The trail leading to the ruins is well marked and easy to hike with only minor variations in elevation.


The first pueblo along the trail is the remains of Tilted Tower. Part of the ruin was built atop a boulder that eventually slipped causing the upper walls to be thrown into the canyon. It is believed that this movement of the boulder occurred after the site had been abandoned. It is interesting that the lower parts of the walls are still securely fastened to the rock.


The Holly Group ruins of Hovenweep dominate the head of Keeley Canyon where a natural seep provided water for its inhabitants. Holly Tower is perched upon a huge boulder in the base of the canyon with Holly House sitting on the rim across the canyon.


It boggles the mind that this structure was built at all yet alone that it has stood for all of these years. The tower has had some renovation work completed to stabilize it. The work was done by modern day descendants of the ancestral Puebloans using the same techniques that were used in the original construction.


The juniper log in this photo of Holly House is a remnant of the original construction. A true testament to the durability of hard wood in a dry climate. You also have to admire their mixture of clay, ash and water used to make the mortar.


There is a trail junction near Holly House where one branch leads to the campground at the Visitor Center 4 miles away and the other branch leads to the Petroglyph View.


This site appears to be a solar shrine/calendar site. Beneath the overhang are 3 circular symbols. Two symbols are spirals and the 3rd is the sun symbol which is made from concentric circles. On the summer solstice a shaft of light bisects the solar symbol and the 2 spirals. If the masonry skills didn't inspire your respect for these people then maybe this solar calendar will clinch it.


The large rocks in the crevice beneath Titled Tower don't look like they occurred there naturally. You can get a better look if you click on the picture and enlarge it.

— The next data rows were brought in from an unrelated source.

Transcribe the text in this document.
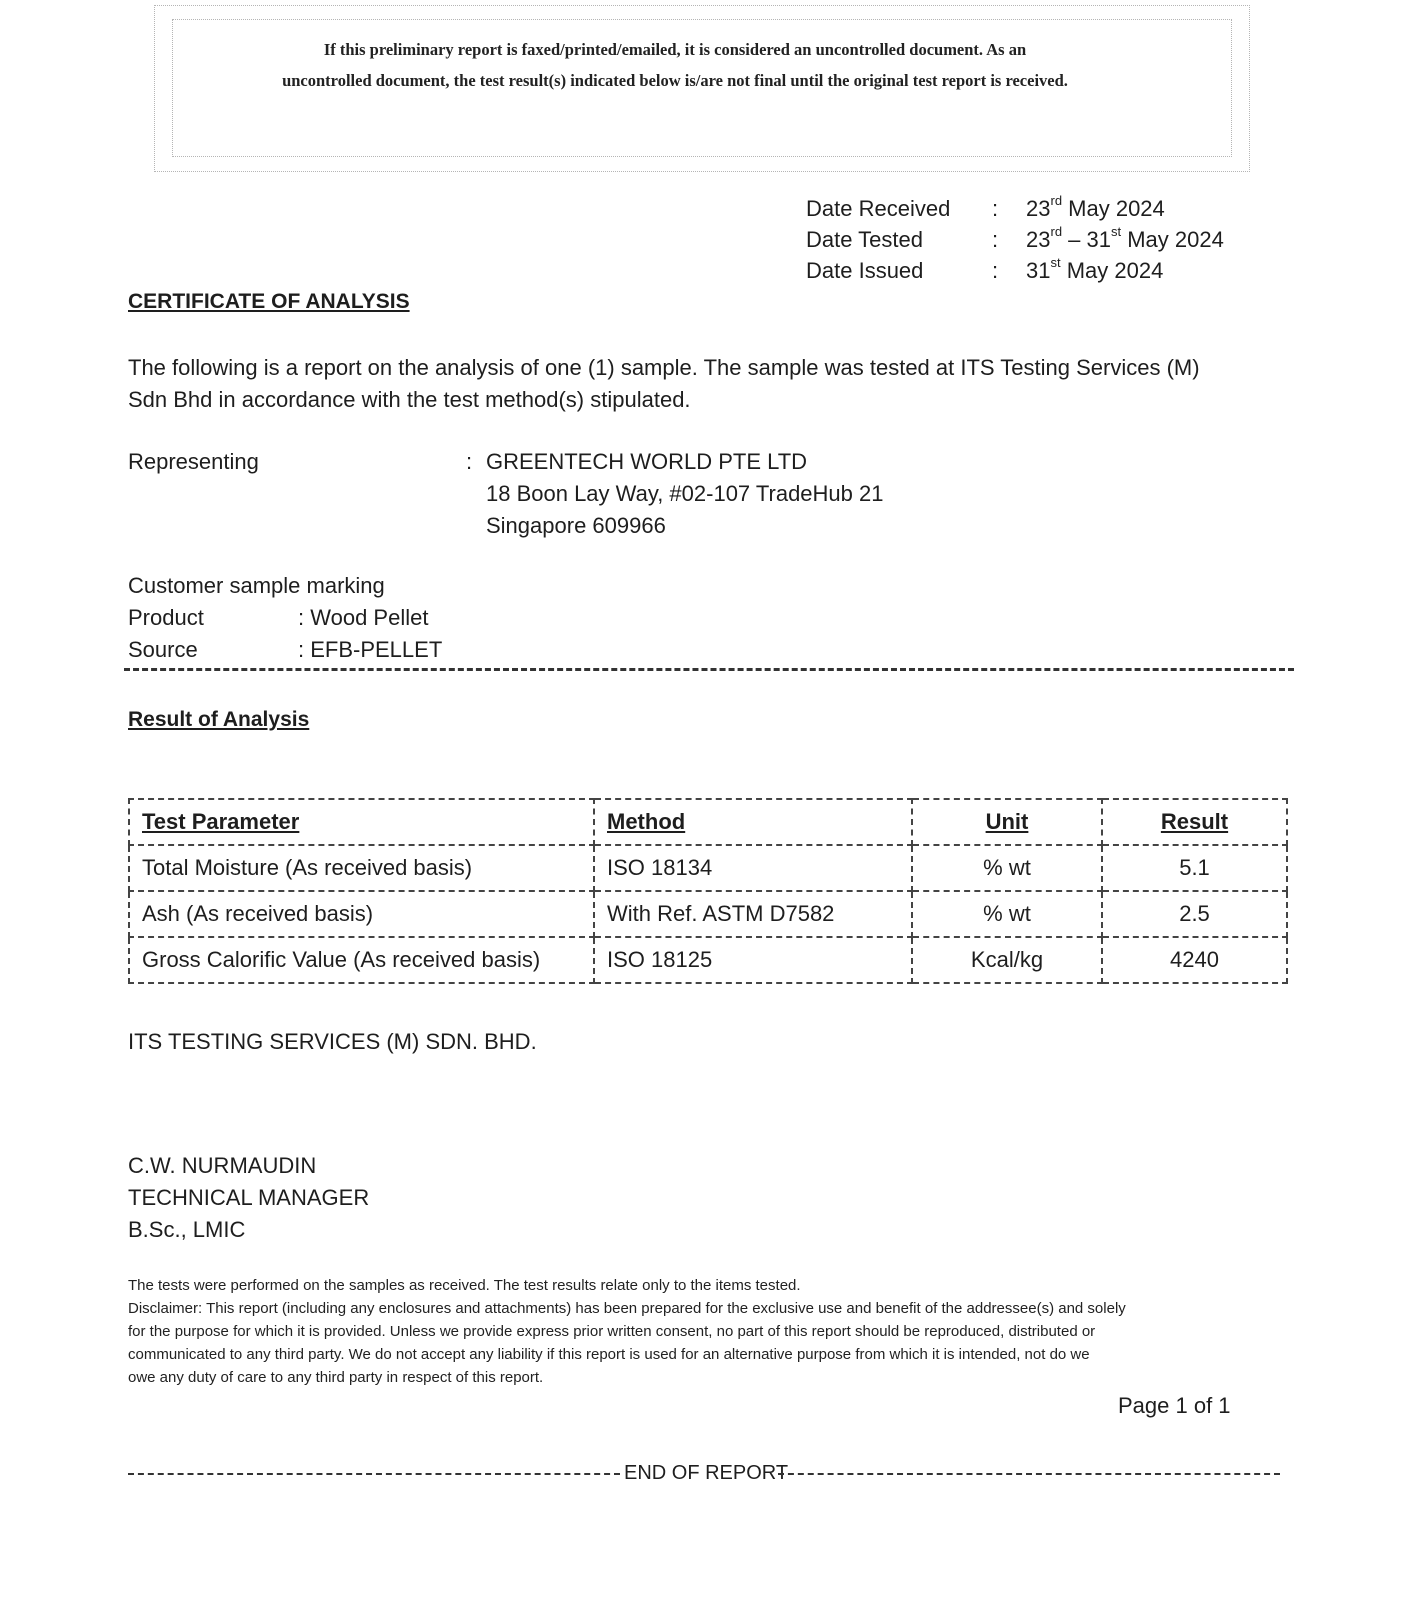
If this preliminary report is faxed/printed/emailed, it is considered an uncontrolled document. As an
uncontrolled document, the test result(s) indicated below is/are not final until the original test report is received.
Date Received : 23rd May 2024
Date Tested	: 23rd – 31st May 2024
Date Issued	: 31st May 2024
CERTIFICATE OF ANALYSIS
The following is a report on the analysis of one (1) sample. The sample was tested at ITS Testing Services (M)
Sdn Bhd in accordance with the test method(s) stipulated.
Representing	: GREENTECH WORLD PTE LTD
18 Boon Lay Way, #02-107 TradeHub 21
Singapore 609966
Customer sample marking
Product	: Wood Pellet
Source	: EFB-PELLET
Result of Analysis
Test Parameter	Method	Unit	Result
Total Moisture (As received basis)	ISO 18134	% wt	5.1
Ash (As received basis)	With Ref. ASTM D7582	% wt	2.5
Gross Calorific Value (As received basis)	ISO 18125	Kcal/kg	4240
ITS TESTING SERVICES (M) SDN. BHD.
C.W. NURMAUDIN
TECHNICAL MANAGER
B.Sc., LMIC
The tests were performed on the samples as received. The test results relate only to the items tested.
Disclaimer: This report (including any enclosures and attachments) has been prepared for the exclusive use and benefit of the addressee(s) and solely
for the purpose for which it is provided. Unless we provide express prior written consent, no part of this report should be reproduced, distributed or
communicated to any third party. We do not accept any liability if this report is used for an alternative purpose from which it is intended, not do we
owe any duty of care to any third party in respect of this report.
Page 1 of 1
END OF REPORT
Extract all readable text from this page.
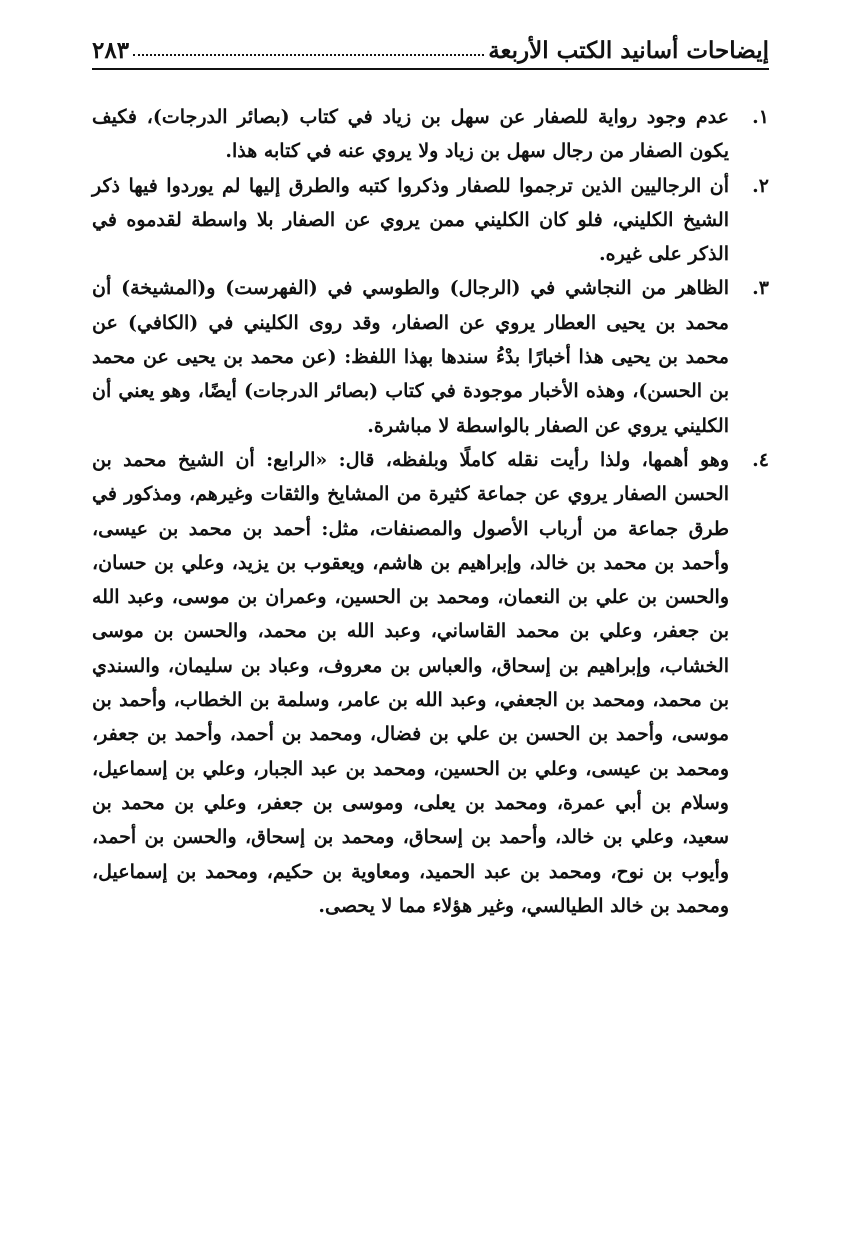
إيضاحات أسانيد الكتب الأربعة
٢٨٣
١.
عدم وجود رواية للصفار عن سهل بن زياد في كتاب (بصائر الدرجات)، فكيف يكون الصفار من رجال سهل بن زياد ولا يروي عنه في كتابه هذا.
٢.
أن الرجاليين الذين ترجموا للصفار وذكروا كتبه والطرق إليها لم يوردوا فيها ذكر الشيخ الكليني، فلو كان الكليني ممن يروي عن الصفار بلا واسطة لقدموه في الذكر على غيره.
٣.
الظاهر من النجاشي في (الرجال) والطوسي في (الفهرست) و(المشيخة) أن محمد بن يحيى العطار يروي عن الصفار، وقد روى الكليني في (الكافي) عن محمد بن يحيى هذا أخبارًا بدْءُ سندها بهذا اللفظ: (عن محمد بن يحيى عن محمد بن الحسن)، وهذه الأخبار موجودة في كتاب (بصائر الدرجات) أيضًا، وهو يعني أن الكليني يروي عن الصفار بالواسطة لا مباشرة.
٤.
وهو أهمها، ولذا رأيت نقله كاملًا وبلفظه، قال: «الرابع: أن الشيخ محمد بن الحسن الصفار يروي عن جماعة كثيرة من المشايخ والثقات وغيرهم، ومذكور في طرق جماعة من أرباب الأصول والمصنفات، مثل: أحمد بن محمد بن عيسى، وأحمد بن محمد بن خالد، وإبراهيم بن هاشم، ويعقوب بن يزيد، وعلي بن حسان، والحسن بن علي بن النعمان، ومحمد بن الحسين، وعمران بن موسى، وعبد الله بن جعفر، وعلي بن محمد القاساني، وعبد الله بن محمد، والحسن بن موسى الخشاب، وإبراهيم بن إسحاق، والعباس بن معروف، وعباد بن سليمان، والسندي بن محمد، ومحمد بن الجعفي، وعبد الله بن عامر، وسلمة بن الخطاب، وأحمد بن موسى، وأحمد بن الحسن بن علي بن فضال، ومحمد بن أحمد، وأحمد بن جعفر، ومحمد بن عيسى، وعلي بن الحسين، ومحمد بن عبد الجبار، وعلي بن إسماعيل، وسلام بن أبي عمرة، ومحمد بن يعلى، وموسى بن جعفر، وعلي بن محمد بن سعيد، وعلي بن خالد، وأحمد بن إسحاق، ومحمد بن إسحاق، والحسن بن أحمد، وأيوب بن نوح، ومحمد بن عبد الحميد، ومعاوية بن حكيم، ومحمد بن إسماعيل، ومحمد بن خالد الطيالسي، وغير هؤلاء مما لا يحصى.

The Holly Group of ruins seem to have been built with defense in mind. The Holly Tower seems impregnable and like the Square Tower near the Visitor Center it appears to guard the canyons seep. It is hard to imagine that life was all peace and bliss with the ancestral Puebloans and other inhabitants when throughout the southwest you find so many sites built with defensive walls and towers or located in protected alcoves with granaries that are either hidden from site or almost impossible to get to. Perhaps marauders were a constant threat that they had to contend with. Societies seem to have always been plagued with those that prefer stealing over honest labor. My conjectures aside, the Holly Group is worth the trouble that its remote location might present to see the architecture and solar site and to marvel and imagine what life may have been like for its citizens. If you would like to see it for yourself then all you have to do is 'Take a hike'.